Dans un arrêt rendu jeudi 22 août, la cour d’appel de Paris a confirmé le caractère « irrecevable » de l’action menée devant la justice française contre Bayer-Monsanto et treize autres groupes agrochimiques qui ont fourni à l’armée américaine de l’« agent orange ». La procédure avait été lancée par Tran To Nga, une ancienne enseignante Franco-vietnamienne de 82 ans exposée en 1966 à ce défoliant ultratoxique. « Les demandes de Mme To Nga se heurtent à l’immunité de juridiction dont les sociétés (…) bénéficient », écrit la cour d’appel dans son arrêt.
L’octogénaire, qui a appris la décision de Hô Chi Minh-Ville, compte se pourvoir en cassation, ont annoncé ses avocats, William Bourdon et Bertrand Repolt. Elle est « déçue, mais c’est une personne pleine de sagesse. Elle sait que c’est une bataille longue, difficile », ont-ils déclaré à l’Agence France-Presse.
Utilisé par l’armée américaine pour détruire les forêts vietnamiennes qui ont protégé les combattants de la guérilla communiste vietcong, l’« agent orange » a fait « plus de 3 millions de victimes », selon l’association Vietnam Dioxine.
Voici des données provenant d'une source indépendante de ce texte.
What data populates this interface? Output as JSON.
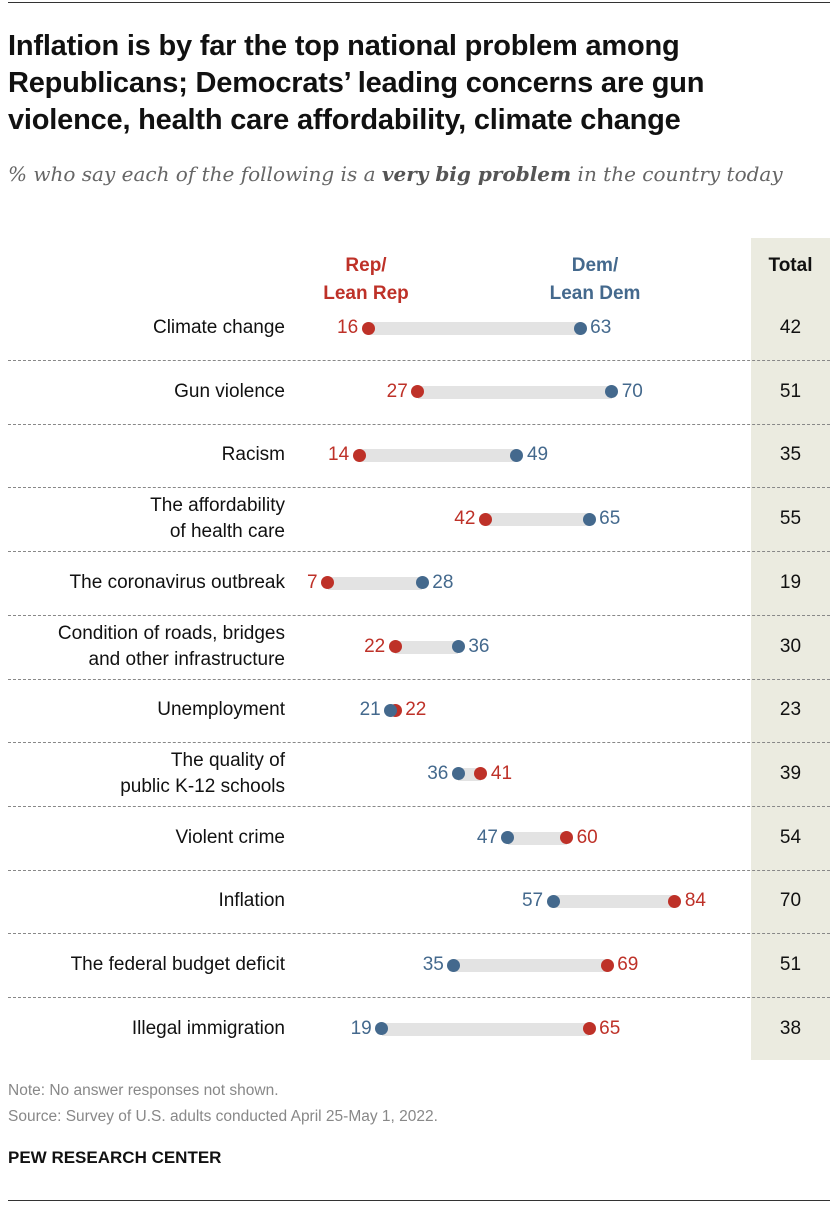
{
  "title": "Inflation is by far the top national problem among Republicans; Democrats’ leading concerns are gun violence, health care affordability, climate change",
  "subtitle_pre": "% who say each of the following is a ",
  "subtitle_bold": "very big problem",
  "subtitle_post": " in the country today",
  "chart_data": {
    "type": "dot",
    "series": [
      {
        "name": "Rep/ Lean Rep",
        "color": "#be3128"
      },
      {
        "name": "Dem/ Lean Dem",
        "color": "#44698d"
      }
    ],
    "total_header": "Total",
    "xlim": [
      0,
      100
    ],
    "rows": [
      {
        "label": "Climate change",
        "rep": 16,
        "dem": 63,
        "total": 42
      },
      {
        "label": "Gun violence",
        "rep": 27,
        "dem": 70,
        "total": 51
      },
      {
        "label": "Racism",
        "rep": 14,
        "dem": 49,
        "total": 35
      },
      {
        "label": "The affordability of health care",
        "lines": [
          "The affordability",
          "of health care"
        ],
        "rep": 42,
        "dem": 65,
        "total": 55
      },
      {
        "label": "The coronavirus outbreak",
        "rep": 7,
        "dem": 28,
        "total": 19
      },
      {
        "label": "Condition of roads, bridges and other infrastructure",
        "lines": [
          "Condition of roads, bridges",
          "and other infrastructure"
        ],
        "rep": 22,
        "dem": 36,
        "total": 30
      },
      {
        "label": "Unemployment",
        "rep": 22,
        "dem": 21,
        "total": 23
      },
      {
        "label": "The quality of public K-12 schools",
        "lines": [
          "The quality of",
          "public K-12 schools"
        ],
        "rep": 41,
        "dem": 36,
        "total": 39
      },
      {
        "label": "Violent crime",
        "rep": 60,
        "dem": 47,
        "total": 54
      },
      {
        "label": "Inflation",
        "rep": 84,
        "dem": 57,
        "total": 70
      },
      {
        "label": "The federal budget deficit",
        "rep": 69,
        "dem": 35,
        "total": 51
      },
      {
        "label": "Illegal immigration",
        "rep": 65,
        "dem": 19,
        "total": 38
      }
    ]
  },
  "rep_head": [
    "Rep/",
    "Lean Rep"
  ],
  "dem_head": [
    "Dem/",
    "Lean Dem"
  ],
  "note": "Note: No answer responses not shown.",
  "source": "Source: Survey of U.S. adults conducted April 25-May 1, 2022.",
  "org": "PEW RESEARCH CENTER"
}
Tran To Nga souffre de « tuberculoses à répétition, d’un cancer et d’un diabète de type II », dénonce Vietnam Dioxine. Sa fille, née en 1969, est morte d’une malformation cardiaque au bout de « dix-sept mois », précise le collectif, en ajoutant que ses deux autres filles et ses petits-enfants sont atteints de « pathologies graves ».
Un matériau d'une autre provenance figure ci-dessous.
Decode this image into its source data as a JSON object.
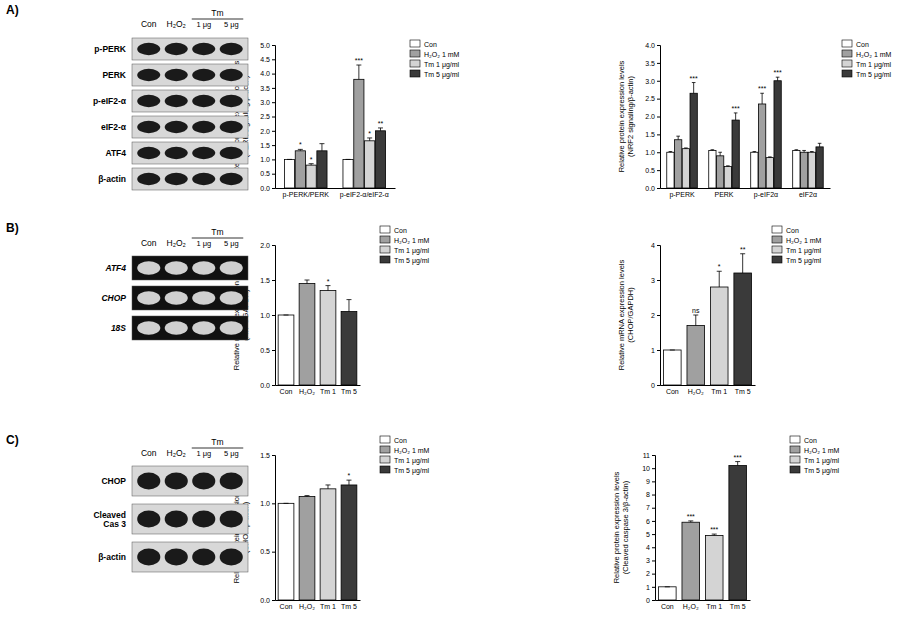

Aux Etats-Unis, si des vétérans ont été indemnisés par certaines entreprises sans qu’un procès ait lieu, la justice a débouté en 2005 une association vietnamienne de victimes au motif que l’« agent orange », qui tient son nom de la couleur du bandeau peint sur les barils contenant ce défoliant, était un herbicide et non une arme chimique.
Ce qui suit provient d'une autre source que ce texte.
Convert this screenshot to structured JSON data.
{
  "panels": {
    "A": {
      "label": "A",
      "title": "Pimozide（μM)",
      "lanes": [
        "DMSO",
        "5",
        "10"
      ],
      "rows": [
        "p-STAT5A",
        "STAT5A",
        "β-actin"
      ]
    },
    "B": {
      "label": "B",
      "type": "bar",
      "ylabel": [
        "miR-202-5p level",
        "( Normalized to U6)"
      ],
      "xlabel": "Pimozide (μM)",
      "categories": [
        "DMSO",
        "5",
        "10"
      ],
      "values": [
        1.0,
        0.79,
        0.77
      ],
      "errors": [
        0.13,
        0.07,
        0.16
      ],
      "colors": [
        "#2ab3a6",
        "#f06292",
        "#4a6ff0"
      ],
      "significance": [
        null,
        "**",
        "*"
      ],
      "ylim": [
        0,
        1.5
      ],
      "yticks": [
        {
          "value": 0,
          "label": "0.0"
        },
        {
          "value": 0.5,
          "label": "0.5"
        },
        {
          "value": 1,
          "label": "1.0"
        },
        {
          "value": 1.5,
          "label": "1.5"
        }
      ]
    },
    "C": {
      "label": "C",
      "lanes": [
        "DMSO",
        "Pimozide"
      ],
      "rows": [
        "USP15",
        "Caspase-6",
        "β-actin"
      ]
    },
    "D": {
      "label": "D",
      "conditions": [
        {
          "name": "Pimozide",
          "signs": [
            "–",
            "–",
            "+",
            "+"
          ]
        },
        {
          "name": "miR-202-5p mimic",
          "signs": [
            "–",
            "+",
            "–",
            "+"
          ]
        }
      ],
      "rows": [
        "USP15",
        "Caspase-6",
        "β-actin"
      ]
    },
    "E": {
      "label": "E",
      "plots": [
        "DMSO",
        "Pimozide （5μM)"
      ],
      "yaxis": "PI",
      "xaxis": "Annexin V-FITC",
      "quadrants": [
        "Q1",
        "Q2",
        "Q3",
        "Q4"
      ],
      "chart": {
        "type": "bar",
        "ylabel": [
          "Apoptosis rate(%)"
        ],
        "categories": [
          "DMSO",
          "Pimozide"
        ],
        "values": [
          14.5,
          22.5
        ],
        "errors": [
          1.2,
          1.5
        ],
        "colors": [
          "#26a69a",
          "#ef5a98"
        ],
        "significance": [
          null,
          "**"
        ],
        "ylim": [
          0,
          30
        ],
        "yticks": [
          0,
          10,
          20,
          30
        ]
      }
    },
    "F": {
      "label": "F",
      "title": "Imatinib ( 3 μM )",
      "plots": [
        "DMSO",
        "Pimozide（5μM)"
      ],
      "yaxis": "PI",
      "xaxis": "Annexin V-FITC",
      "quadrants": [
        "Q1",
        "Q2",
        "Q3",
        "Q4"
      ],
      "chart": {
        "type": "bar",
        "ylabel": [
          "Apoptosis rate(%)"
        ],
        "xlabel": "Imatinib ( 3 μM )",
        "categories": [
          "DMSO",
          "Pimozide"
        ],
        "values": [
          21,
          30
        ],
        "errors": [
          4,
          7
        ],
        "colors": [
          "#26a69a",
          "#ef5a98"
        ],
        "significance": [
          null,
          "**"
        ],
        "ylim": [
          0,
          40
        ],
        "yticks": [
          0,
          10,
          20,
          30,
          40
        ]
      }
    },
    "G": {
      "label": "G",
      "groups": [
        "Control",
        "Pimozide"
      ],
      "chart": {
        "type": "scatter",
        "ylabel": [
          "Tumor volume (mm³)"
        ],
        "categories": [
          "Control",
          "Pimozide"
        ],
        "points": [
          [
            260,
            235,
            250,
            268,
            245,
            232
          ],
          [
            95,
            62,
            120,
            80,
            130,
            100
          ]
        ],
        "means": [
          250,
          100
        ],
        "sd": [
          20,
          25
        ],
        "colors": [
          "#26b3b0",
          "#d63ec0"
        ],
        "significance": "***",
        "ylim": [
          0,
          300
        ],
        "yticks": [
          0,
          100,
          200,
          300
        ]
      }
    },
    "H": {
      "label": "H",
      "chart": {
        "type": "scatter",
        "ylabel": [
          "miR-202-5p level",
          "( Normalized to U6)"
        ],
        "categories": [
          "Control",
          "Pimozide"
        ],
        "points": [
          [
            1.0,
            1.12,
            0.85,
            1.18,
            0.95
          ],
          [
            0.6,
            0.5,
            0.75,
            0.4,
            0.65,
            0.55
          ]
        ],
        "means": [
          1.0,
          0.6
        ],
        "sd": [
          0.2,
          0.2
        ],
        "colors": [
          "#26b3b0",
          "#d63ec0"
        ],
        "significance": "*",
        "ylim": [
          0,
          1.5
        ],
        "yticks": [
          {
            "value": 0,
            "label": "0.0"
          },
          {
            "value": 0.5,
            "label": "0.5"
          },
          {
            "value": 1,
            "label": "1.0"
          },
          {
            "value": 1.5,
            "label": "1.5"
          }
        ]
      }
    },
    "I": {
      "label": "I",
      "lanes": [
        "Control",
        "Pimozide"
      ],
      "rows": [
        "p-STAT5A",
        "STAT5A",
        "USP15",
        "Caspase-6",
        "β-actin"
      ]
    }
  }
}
Mme Nga s’est tournée vers la justice française. En 2021, elle a été déboutée par le tribunal d’Evry (Essonne). Ce dernier s’était déclaré incompétent pour traiter sa plainte contre les géants agrochimiques, dont Bayer-Monsanto, Dow Chemical et Hercules, en estimant que les sociétés avaient « agi sur ordre et pour le compte de l’Etat américain » et qu’elles pouvaient, de ce fait, se prévaloir de « l’immunité de juridiction ».